A manter-se esta intenção, o Ensino Secundário deixará de estar presente em todos os concelhos, ficando reduzido a apenas quatro

1. Reduzir o Ensino Secundário a apenas duas escolas no Funchal, uma a leste e outra a oeste da ilha, e ainda outra no Porto Santo, é a intenção a concretizar lá para 2026, segundo declarações de responsáveis regionais de Educação, face à gradual diminuição de população escolar... À falta de melhor estratégia para contrariar a descida demográfica, a solução é extinguir este nível de ensino em alguns locais... Medida de política educativa a acrescentar à discutível extinção, perdão, fusão de escolas públicas... Aos ouvidos ainda nos soam os discursos de congratulação, aquando de tantas inaugurações de escolas por essa ilha fora, algumas de duvidosa necessidade... E agora, em localidades marcadas por crescente despovoamento, decide-se encerrar o Ensino Secundário, esse reconhecido patamar mínimo de escolaridade e modernidade educativa, consagrado na Lei de Bases do Sistema Educativo, consensualmente aceite da direita à esquerda... E numa região onde mais de metade da população ativa não vai além do 3º ciclo do Ensino Básico...

A manter-se esta intenção, o Ensino Secundário deixará de estar presente em todos os concelhos, ficando reduzido a apenas quatro. É claro que hoje há muitas vias rápidas e facilmente as pessoas poderão deslocar-se, argumenta-se. Já não estamos na Madeira de antigamente, quando só quem podia pagar colégio interno, moradia alternativa, ou tinha familiares a viver perto da cidade, podia seguir estudos. Não deixa de soar, todavia, a um entrave ao direito universal à Educação, uma das responsabilidades do Estado, consagradas na Constituição. Seguir-se-á o encerramento de outros serviços públicos, centros de Saúde, repartições públicas? É certo que cada vez temos menos crianças... Diminuem os nascimentos... Pelo menos nos espaços rurais... Sobram casas que vão ficando vazias de novos que, à falta de perspetiva de futuro partem em busca de rumo. Os velhos vão ficando até à demanda da etapa final da vida... Parece ser mais simples abdicar da escola... Menos despesa pública? Não se sabe a opinião de autarcas destas zonas sobre esta matéria, nem se terão sido consultados, mas não deixa de ser uma curiosa estratégia de desenvolvimento, ou repovoamento do desertificado espaço rural e da costa norte da ilha! Uma empresa privada não faria melhor...

2. Interessante é a indignação de certas figuras públicas face à degradação dos serviços de correios, com encerramento de estações, principalmente após a sua transformação de instituição de serviço público da responsabilidade do Estado, em empresa privada, na sequência da polémica venda efetuada pelo governo anterior.
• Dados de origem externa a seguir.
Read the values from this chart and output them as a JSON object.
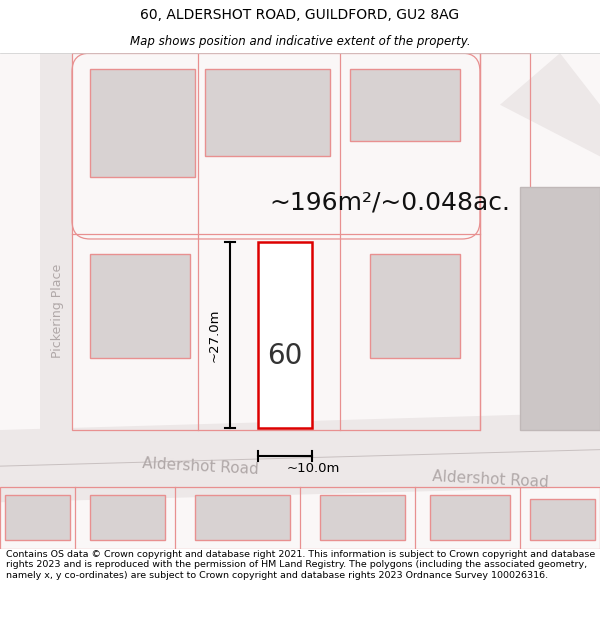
{
  "title_line1": "60, ALDERSHOT ROAD, GUILDFORD, GU2 8AG",
  "title_line2": "Map shows position and indicative extent of the property.",
  "footer_text": "Contains OS data © Crown copyright and database right 2021. This information is subject to Crown copyright and database rights 2023 and is reproduced with the permission of HM Land Registry. The polygons (including the associated geometry, namely x, y co-ordinates) are subject to Crown copyright and database rights 2023 Ordnance Survey 100026316.",
  "area_label": "~196m²/~0.048ac.",
  "width_label": "~10.0m",
  "height_label": "~27.0m",
  "number_label": "60",
  "street_label_left": "Aldershot Road",
  "street_label_right": "Aldershot Road",
  "side_street_label": "Pickering Place",
  "bg_color": "#ffffff",
  "map_bg": "#ffffff",
  "property_outline": "#dd0000",
  "property_fill": "#ffffff",
  "dimension_color": "#000000",
  "road_fill": "#ede8e8",
  "road_line": "#c8b8b8",
  "building_fill": "#d8d2d2",
  "lot_outline": "#e89090",
  "far_right_fill": "#d0caca",
  "title_fontsize": 10,
  "subtitle_fontsize": 8.5,
  "footer_fontsize": 6.8,
  "street_fontsize": 10,
  "area_fontsize": 18
}
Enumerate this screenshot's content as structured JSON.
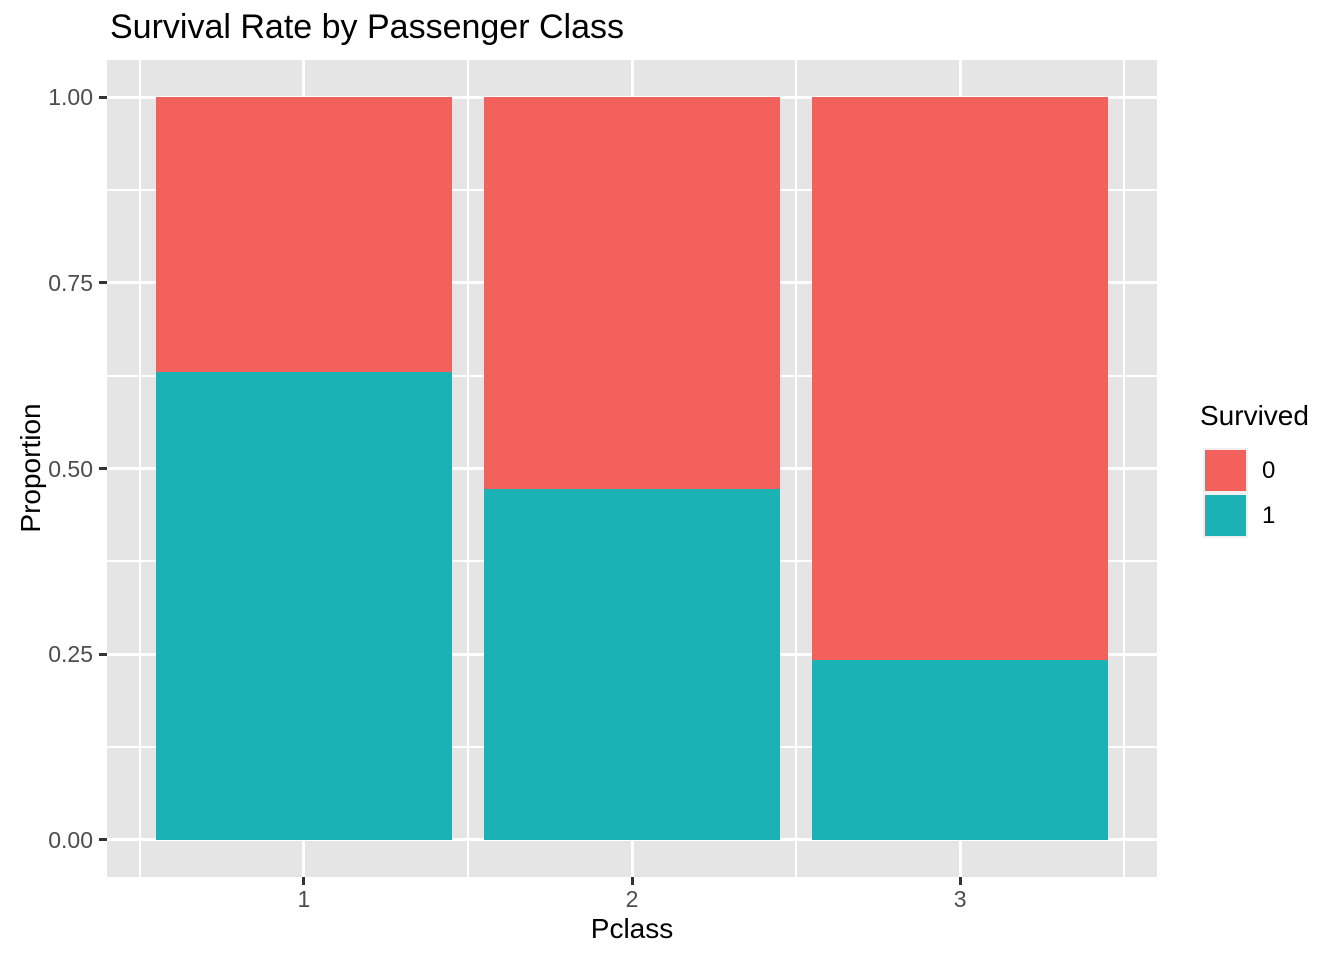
{
  "chart_data": {
    "type": "bar",
    "stacked": true,
    "normalized": true,
    "title": "Survival Rate by Passenger Class",
    "xlabel": "Pclass",
    "ylabel": "Proportion",
    "categories": [
      "1",
      "2",
      "3"
    ],
    "series": [
      {
        "name": "1",
        "color": "#1AB2B5",
        "values": [
          0.63,
          0.473,
          0.242
        ]
      },
      {
        "name": "0",
        "color": "#F2615C",
        "values": [
          0.37,
          0.527,
          0.758
        ]
      }
    ],
    "stack_order_bottom_to_top": [
      "1",
      "0"
    ],
    "x_tick_labels": [
      "1",
      "2",
      "3"
    ],
    "y_tick_labels": [
      "0.00",
      "0.25",
      "0.50",
      "0.75",
      "1.00"
    ],
    "y_tick_values": [
      0.0,
      0.25,
      0.5,
      0.75,
      1.0
    ],
    "y_minor_values": [
      0.125,
      0.375,
      0.625,
      0.875
    ],
    "x_major_values": [
      1,
      2,
      3
    ],
    "x_minor_values": [
      0.5,
      1.5,
      2.5,
      3.5
    ],
    "x_range": [
      0.4,
      3.6
    ],
    "y_range": [
      -0.05,
      1.05
    ],
    "bar_width": 0.9,
    "legend": {
      "title": "Survived",
      "position": "right",
      "entries": [
        {
          "label": "0",
          "color": "#F2615C"
        },
        {
          "label": "1",
          "color": "#1AB2B5"
        }
      ]
    },
    "style": {
      "panel_bg": "#E5E5E5",
      "grid_color": "#FFFFFF",
      "tick_mark_color": "#333333",
      "tick_label_color": "#4D4D4D",
      "text_color": "#000000"
    }
  }
}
Que me lembre, (mas posso estar errada!), não vi essas mesmas figuras manifestarem-se contra essa decisão política; muito pelo contrário: tratava-se tão só de uma simples operação de liberalização de serviços, defensável para certos quadrantes da nossa racionalidade, onde o mercado podia operar e que traria, dizia-se, importantes lucros ao Estado. Atitude igual à liberalização do transporte aéreo para a Madeira, vão já dez anos: que era bom; que traria viagens baratas; que a concorrência entre as empresas transportadoras de e para o destino Madeira (uma urbe em termos populacionais igual a Nova Iorque!) faria baixar os preços dos bilhetes; e blá, blá, blá... A realidade está aí, com o direito à mobilidade refém das políticas de preços e das condições operacionais das transportadoras, acrescidas da meteorologia a que se junta a vergonhosa situação atual com a empresa concessionária do transporte aéreo para o Porto Santo...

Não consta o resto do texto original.